The Poetry Corner

Madison Cawein

By Margaret Steele Anderson

The wind makes moan, the water runneth chill; I hear the nymphs go crying through the brake; And roaming mournfully from hill to hill The maenads all are silent for his sake! He loved thy pipe, O wreathed and piping Pan! So play'st thou sadly, lone within thine hollow; He was thy blood, if ever mortal man, Therefore thou weepest - even thou, Apollo! But O, the grieving of the Little Things, Above the pipe and lyre, throughout the woods! The beating of a thousand airy wings, The cry of all the fragile multitudes! The moth flits desolate, the tree-toad calls, Telling the sorrow of the elf and fay; The cricket, little harper of the walls, Puts up his harp - hath quite forgot to play!
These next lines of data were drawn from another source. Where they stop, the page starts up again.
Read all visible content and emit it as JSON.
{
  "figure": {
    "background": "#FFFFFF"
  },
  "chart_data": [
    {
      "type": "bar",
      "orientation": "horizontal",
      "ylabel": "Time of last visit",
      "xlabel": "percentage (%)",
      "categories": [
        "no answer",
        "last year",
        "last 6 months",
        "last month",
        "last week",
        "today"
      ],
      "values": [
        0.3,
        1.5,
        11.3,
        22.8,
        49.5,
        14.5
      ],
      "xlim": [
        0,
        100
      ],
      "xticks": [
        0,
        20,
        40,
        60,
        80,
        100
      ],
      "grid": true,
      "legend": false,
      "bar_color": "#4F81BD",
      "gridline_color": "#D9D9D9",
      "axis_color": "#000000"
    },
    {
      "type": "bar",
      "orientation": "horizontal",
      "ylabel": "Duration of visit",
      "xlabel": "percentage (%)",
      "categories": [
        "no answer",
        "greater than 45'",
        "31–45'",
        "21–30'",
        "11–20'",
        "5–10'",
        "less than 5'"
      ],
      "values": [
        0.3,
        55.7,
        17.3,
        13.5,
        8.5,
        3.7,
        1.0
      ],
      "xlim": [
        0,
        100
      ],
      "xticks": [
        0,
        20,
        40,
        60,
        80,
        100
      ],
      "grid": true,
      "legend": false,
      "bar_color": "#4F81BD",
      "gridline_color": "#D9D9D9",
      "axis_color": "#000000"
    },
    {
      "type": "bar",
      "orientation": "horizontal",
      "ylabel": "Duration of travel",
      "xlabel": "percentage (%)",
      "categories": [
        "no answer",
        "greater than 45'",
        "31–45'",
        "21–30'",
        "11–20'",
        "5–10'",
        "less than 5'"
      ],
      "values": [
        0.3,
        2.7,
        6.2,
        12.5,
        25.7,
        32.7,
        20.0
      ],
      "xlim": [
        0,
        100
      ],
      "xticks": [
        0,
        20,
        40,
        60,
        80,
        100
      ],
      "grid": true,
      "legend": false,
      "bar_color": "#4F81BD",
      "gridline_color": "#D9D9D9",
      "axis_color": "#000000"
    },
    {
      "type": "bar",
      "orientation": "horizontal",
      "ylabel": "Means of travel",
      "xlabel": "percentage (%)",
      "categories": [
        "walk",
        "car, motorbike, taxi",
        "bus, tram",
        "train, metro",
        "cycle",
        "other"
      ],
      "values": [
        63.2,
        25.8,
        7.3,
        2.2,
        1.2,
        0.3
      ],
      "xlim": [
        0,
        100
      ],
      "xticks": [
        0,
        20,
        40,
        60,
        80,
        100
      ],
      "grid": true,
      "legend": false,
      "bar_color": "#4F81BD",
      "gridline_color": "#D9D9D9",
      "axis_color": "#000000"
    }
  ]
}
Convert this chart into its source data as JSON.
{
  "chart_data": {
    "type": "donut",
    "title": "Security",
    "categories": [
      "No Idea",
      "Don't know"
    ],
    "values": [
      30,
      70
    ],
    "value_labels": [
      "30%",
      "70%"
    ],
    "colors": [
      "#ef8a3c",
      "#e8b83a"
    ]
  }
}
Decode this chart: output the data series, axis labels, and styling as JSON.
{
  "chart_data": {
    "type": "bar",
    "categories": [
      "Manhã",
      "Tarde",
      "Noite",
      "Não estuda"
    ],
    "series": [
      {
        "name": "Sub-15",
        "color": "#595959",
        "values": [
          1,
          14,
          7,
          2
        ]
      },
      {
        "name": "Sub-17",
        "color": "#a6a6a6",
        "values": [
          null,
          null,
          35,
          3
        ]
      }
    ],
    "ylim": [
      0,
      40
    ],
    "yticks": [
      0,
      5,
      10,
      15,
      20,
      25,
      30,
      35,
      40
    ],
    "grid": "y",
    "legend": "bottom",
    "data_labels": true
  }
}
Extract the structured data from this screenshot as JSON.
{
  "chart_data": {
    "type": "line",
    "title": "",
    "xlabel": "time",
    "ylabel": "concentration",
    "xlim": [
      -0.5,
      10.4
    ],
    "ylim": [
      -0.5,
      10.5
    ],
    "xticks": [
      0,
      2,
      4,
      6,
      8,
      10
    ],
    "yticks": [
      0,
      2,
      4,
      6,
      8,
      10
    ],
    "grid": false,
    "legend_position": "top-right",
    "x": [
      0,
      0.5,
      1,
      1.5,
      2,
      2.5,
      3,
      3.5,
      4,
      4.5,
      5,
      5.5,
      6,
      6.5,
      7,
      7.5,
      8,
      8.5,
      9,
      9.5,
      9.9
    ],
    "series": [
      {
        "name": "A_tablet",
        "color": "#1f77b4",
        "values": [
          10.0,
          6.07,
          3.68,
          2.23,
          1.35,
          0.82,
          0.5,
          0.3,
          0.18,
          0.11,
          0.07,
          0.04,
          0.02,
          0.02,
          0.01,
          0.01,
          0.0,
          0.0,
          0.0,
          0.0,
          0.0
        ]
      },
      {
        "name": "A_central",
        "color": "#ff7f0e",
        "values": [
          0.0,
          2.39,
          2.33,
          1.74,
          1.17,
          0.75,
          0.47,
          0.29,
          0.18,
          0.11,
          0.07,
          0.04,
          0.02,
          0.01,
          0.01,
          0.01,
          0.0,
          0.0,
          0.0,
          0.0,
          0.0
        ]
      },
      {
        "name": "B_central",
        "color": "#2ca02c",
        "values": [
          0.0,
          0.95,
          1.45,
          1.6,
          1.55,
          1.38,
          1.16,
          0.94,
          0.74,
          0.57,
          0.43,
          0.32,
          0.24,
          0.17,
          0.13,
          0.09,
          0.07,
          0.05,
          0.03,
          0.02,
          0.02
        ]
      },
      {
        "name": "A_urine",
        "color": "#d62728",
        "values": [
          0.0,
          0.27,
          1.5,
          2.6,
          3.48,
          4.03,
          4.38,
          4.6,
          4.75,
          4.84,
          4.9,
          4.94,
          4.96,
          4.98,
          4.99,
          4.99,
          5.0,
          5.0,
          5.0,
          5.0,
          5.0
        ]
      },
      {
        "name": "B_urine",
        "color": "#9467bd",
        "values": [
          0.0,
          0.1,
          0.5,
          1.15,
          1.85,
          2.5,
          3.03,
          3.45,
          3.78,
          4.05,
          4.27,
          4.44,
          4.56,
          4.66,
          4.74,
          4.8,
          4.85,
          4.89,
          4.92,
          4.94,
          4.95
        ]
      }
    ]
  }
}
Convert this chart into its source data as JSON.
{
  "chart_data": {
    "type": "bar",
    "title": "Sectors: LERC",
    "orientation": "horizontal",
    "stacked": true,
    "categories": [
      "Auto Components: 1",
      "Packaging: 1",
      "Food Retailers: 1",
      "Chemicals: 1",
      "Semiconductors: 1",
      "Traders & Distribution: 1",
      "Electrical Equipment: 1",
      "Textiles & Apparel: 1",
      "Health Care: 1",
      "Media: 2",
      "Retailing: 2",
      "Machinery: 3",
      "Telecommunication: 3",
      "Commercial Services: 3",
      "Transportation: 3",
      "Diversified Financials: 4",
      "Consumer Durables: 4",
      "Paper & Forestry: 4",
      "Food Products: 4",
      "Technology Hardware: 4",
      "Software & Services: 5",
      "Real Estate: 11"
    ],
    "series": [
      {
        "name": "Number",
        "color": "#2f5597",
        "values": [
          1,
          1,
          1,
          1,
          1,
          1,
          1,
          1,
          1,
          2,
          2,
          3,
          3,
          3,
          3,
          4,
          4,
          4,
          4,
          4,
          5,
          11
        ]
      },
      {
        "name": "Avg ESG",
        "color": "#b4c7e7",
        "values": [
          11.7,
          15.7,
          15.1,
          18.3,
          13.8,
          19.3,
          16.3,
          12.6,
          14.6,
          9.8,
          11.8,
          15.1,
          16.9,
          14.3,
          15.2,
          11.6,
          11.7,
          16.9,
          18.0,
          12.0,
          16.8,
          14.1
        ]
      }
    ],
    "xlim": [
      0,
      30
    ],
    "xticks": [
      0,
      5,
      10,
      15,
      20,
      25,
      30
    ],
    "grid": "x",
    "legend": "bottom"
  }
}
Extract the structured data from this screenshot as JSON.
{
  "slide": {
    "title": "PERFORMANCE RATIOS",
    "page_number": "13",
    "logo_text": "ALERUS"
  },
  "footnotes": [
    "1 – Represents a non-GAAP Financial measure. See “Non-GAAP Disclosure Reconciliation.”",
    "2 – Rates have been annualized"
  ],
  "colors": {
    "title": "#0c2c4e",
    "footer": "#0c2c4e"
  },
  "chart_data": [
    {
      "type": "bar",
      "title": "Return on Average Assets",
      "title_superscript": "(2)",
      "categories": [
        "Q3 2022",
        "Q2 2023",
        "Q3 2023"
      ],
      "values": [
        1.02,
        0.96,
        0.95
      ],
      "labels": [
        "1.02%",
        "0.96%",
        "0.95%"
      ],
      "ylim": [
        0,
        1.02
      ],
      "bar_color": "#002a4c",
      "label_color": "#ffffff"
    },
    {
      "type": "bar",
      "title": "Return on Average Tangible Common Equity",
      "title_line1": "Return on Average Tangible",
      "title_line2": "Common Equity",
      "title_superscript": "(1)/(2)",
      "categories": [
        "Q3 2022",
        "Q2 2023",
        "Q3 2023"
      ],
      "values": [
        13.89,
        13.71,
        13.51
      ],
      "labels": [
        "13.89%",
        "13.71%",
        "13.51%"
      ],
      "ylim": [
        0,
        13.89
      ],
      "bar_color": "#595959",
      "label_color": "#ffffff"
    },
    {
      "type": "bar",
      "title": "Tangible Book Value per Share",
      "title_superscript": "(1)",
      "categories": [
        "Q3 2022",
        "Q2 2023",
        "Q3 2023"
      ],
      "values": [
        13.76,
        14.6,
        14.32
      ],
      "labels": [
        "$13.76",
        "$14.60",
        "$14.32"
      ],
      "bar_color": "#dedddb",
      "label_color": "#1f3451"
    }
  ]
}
And risen on these winter paths anew, The wilding blossoms make a tender sound; The purple weed, the morning-glory blue, And all the timid darlings of the ground! Here, here the pain is sharpest! For he walked As one of these - and they knew naught of fear, But told him daily happenings and talked Their lovely secrets in his list'ning ear! Yet we do bid them grieve, and tell their grief; Else were they thankless, else were all untrue; O wind and stream, O bee and bird and leaf, Mourn for your poet, with a long adieu!